Codings exons were selected based on the attribute ‘transcript_biotype = protein_coding’ in the gtf annotation file of the respective species and labelled as circRNA exons if they were in our circRNA annotation. Exons were further classified into UTR-exons and non-UTR exons using the ensembl field ‘feature = exon’ or ‘feature = UTR’. Since conservation scores are generally lower for UTR-exons (Pollard et al., 2010), any exon labelled as UTR-exon was removed from further analyses to avoid bias when comparing circRNA and non-circRNA exons. Genomic coordinates of the remaining exons were collapsed using the merge command from the BEDtools toolset (bedtools merge input_file -nms -scores collapse) to obtain a list of unique genomic loci. PhastCons scores for all exon types were calculated using the conservation scores provided by the UCSC genome browser (mouse: phastCons scores based on alignment for 60 placental genomes; rat: phastCons scores based on alignment for 13 vertebrate genomes; human: phastCons scores based on alignment for 99 vertebrate genomes). For each gene type (parental or non-parental), the median phastCons score was calculated for each exon type within the gene (if non-parental: median of all exons; if parental: median of exons contained in the circRNA and median of exons outside of the circRNA).
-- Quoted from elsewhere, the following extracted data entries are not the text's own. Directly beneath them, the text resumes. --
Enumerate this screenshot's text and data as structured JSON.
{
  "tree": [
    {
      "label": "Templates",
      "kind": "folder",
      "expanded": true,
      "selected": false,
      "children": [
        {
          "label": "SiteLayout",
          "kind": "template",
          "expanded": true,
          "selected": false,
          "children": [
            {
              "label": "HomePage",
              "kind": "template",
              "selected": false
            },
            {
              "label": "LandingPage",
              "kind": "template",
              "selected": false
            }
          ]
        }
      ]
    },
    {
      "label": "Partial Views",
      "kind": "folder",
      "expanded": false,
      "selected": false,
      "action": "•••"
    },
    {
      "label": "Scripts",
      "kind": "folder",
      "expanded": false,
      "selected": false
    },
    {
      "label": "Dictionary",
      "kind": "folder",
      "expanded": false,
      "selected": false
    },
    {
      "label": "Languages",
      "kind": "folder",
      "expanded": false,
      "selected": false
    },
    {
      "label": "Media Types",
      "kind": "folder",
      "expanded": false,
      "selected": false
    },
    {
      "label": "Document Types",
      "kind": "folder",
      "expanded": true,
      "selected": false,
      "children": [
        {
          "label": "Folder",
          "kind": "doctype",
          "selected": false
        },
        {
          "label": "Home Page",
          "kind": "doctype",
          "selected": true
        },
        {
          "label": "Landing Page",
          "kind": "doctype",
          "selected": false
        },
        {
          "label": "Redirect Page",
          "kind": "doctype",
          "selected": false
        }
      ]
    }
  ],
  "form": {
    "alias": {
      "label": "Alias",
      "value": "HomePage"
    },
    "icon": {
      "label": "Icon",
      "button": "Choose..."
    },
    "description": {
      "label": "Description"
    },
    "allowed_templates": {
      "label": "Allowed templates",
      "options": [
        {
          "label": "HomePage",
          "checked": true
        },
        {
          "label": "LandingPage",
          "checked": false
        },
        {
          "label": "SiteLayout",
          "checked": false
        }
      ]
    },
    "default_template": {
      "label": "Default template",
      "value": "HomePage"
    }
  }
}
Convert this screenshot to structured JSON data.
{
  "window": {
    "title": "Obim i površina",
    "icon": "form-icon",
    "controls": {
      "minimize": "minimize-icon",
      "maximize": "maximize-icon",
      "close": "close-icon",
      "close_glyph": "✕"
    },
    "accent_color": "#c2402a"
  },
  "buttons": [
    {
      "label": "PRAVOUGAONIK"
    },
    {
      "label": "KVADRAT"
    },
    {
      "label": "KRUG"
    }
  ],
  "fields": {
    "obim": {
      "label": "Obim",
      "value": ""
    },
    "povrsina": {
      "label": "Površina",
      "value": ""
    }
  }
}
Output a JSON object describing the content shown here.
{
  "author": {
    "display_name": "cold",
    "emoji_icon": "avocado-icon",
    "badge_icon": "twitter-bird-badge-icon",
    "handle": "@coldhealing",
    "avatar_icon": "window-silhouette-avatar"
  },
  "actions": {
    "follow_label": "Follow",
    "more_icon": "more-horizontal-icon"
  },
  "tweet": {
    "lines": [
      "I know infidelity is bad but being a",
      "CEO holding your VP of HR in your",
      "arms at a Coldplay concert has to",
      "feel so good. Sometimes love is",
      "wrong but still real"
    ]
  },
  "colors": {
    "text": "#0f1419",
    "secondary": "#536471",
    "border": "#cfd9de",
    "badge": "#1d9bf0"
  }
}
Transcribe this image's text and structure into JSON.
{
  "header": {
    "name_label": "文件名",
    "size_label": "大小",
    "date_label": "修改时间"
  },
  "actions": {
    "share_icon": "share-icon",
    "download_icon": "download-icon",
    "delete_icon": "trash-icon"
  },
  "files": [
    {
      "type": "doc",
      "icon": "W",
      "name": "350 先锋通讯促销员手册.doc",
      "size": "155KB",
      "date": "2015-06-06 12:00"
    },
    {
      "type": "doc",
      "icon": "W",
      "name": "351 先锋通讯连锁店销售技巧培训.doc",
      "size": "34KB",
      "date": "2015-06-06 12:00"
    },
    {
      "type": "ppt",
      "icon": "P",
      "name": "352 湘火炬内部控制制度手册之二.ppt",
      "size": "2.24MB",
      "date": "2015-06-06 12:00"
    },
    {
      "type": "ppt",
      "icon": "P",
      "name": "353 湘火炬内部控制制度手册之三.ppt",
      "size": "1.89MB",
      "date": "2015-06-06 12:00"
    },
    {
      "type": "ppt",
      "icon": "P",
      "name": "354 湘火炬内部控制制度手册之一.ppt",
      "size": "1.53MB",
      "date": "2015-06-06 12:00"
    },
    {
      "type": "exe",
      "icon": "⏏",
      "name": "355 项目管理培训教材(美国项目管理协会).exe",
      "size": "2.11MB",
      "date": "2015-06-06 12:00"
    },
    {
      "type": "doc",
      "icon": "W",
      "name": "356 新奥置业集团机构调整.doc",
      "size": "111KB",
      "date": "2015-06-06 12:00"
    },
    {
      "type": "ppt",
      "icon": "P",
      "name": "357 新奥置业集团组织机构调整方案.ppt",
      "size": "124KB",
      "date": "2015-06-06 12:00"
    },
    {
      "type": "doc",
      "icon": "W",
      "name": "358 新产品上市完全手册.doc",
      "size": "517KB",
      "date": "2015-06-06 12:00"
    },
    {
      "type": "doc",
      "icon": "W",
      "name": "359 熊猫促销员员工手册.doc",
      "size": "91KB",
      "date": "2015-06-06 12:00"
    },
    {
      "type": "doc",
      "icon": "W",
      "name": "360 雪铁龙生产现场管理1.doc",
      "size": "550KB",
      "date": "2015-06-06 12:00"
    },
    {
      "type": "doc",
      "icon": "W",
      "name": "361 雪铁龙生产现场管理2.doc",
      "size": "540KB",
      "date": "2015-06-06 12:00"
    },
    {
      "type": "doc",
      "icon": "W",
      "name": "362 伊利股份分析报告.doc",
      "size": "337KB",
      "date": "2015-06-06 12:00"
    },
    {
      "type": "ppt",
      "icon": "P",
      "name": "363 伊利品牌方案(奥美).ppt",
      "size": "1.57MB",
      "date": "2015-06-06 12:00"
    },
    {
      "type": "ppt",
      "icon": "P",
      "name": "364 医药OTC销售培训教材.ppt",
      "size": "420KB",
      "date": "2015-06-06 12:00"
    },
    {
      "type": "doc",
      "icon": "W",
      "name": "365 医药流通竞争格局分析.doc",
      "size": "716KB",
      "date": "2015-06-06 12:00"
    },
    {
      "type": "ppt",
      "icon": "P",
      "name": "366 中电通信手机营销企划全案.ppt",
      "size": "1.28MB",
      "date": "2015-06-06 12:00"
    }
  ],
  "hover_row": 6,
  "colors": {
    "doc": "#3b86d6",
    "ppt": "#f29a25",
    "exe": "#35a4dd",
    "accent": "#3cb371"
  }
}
Using the DEXseq package (from HTSeq 0.6.1), reads mapping on coding exons of the parental genes were counted. The exon-bins defined by DEXseq (filtered for bins >=10 nt) were then mapped and translated onto the different exon types: UTR-exons of parental genes, exons of parental genes that are not in a circRNA, circRNA exons. For each exon type, an FPKM value based on the exon length and sequencing depth of the library was calculated.

Exons were labelled as expressed in a tissue, if the calculated FPKM was at least 1. The maximum number of tissues in which each exon occurred was plotted separately for UTR-exons, exons outside the circRNA and contained in it.

The ensembl annotation for each species was used to retrieve the different known transcripts in each coding gene. For each splice site, the GC amplitude was calculated using the last 250 intronic bp and the first 50 exonic bp (several values for the last n intronic bp and the first m exonic bp were tested beforehand, the 250:50 ratio was chosen, because it gave the strongest signal). Splice sites were distinguished by their relative position to the circRNA (flanking, inside or outside). A one-tailed and paired Mann-Whitney U test was used to assess the difference in GC amplitude between circRNA-related splice sites and others.